With about two weeks left in the month, the Swan Lake Fire has already received more rain in September than it did all summer.
Fire crews currently have the fire 57% contained at 167,164 acres, according to the latest update from the Type 2 Northern Rockies Incident Management Team 4. Incident Meteorologist Brent Bower reported on Thursday that between Sept. 1 and Sept. 18, the area of the Swan Lake Fire received anywhere from 2.25 to 3.05 inches of rain. For comparison, the Kenai Peninsula received 1.51 inches of rainfall between June 1 and Aug. 12, according to the National Weather Service as reported by the Clarion on Sept. 7.
Public Information Officer Kathy Arnoldus said on Thursday that the consistent precipitation has begun to make a significant impact on fire efforts. Arnoldus said that more rain is forecast over the next five days, which is expected to keep fire behavior low and mitigate potential spread. Deep pockets of duff do continue to smolder in some areas, and there has not yet been enough rain to penetrate these layers.

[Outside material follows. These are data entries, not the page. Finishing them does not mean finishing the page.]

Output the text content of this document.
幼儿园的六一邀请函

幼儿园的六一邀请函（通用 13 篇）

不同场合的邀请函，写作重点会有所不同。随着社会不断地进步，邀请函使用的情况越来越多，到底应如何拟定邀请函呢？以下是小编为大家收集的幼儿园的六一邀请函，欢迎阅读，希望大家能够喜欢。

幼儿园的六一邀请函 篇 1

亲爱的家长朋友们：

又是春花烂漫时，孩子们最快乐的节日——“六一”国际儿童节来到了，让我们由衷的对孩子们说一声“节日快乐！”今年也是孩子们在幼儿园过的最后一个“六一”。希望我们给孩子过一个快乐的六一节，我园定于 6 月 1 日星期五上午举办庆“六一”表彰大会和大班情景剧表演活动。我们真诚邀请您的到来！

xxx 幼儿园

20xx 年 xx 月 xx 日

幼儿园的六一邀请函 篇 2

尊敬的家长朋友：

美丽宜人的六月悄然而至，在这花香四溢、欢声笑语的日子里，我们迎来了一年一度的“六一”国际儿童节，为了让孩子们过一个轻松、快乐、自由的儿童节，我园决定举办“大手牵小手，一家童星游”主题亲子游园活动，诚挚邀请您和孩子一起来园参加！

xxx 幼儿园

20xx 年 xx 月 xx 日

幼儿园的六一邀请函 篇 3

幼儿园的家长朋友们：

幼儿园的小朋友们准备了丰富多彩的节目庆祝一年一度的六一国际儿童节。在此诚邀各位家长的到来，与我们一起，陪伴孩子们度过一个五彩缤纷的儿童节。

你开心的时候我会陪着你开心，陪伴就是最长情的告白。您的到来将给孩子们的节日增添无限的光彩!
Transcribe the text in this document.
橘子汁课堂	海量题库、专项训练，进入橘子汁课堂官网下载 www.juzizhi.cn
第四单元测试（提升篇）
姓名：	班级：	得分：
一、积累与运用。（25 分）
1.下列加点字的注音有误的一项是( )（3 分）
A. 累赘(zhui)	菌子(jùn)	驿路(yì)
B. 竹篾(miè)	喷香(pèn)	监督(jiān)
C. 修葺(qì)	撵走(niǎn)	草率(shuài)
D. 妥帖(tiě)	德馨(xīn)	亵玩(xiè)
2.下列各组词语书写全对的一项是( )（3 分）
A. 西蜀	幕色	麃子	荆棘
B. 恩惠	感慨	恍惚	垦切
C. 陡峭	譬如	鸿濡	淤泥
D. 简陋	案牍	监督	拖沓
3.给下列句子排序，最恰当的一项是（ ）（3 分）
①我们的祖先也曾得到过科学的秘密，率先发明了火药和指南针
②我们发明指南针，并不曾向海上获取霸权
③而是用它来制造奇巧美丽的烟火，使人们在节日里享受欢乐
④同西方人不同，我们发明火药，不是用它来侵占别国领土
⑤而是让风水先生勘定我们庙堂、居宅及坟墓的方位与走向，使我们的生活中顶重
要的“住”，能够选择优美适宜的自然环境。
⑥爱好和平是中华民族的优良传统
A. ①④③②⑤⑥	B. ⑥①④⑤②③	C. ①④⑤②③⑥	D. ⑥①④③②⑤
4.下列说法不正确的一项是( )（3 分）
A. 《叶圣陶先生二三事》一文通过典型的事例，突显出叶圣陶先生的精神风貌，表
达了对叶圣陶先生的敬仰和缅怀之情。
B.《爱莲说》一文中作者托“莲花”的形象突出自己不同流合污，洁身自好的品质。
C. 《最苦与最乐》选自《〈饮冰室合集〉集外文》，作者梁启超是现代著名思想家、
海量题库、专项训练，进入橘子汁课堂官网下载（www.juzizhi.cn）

Portions of the Kenai Peninsula north of the fire remain in a state of extreme drought, according to the latest update from the National Drought Monitor. The area of the fire ranges from being in a severe drought to a moderate drought.
With minimal growth being reported, firefighters have focused their efforts this week on clearing burned trees from roadways and other public use areas. Tuesday night, high winds caused weakened trees to fall across Skilak Lake Road and the Lower and Upper Skilak Boat Launch roads. Fire crews worked on Wednesday to cut clear the fallen trees and reestablished access through these roads.
The entire length of Skilak Lake Road is open, including Jim’s Landing and the Upper and Lower Skilak Boat Launches.
Campgrounds in the Skilak Wildlife Recreation Area remain closed due to the safety hazard posed by fallen trees. Drivers on the road should use caution and be aware of potentially blocked roads. Crews will continue to clear trees as needed to keep roadways open.
On the southern side of the fire and south of the Kenai River, repair of suppression lines will continue “where it is appropriate to do so,” according to Thursday’s update. Arnoldus said that no new containment lines are being built, but existing lines are being constantly monitored to ensure that they hold.
The structure protection group in Cooper Landing has spent the week packing up unused equipment and preparing supplies for backhaul. On Sept. 17, the “READY” evacuation alert for Cooper Landing was lifted by the Kenai Peninsula Borough Office of Emergency Management.
Management of the fire has cost $46.1 million as of Thursday, according to the situation report from the National Interagency Coordination Center.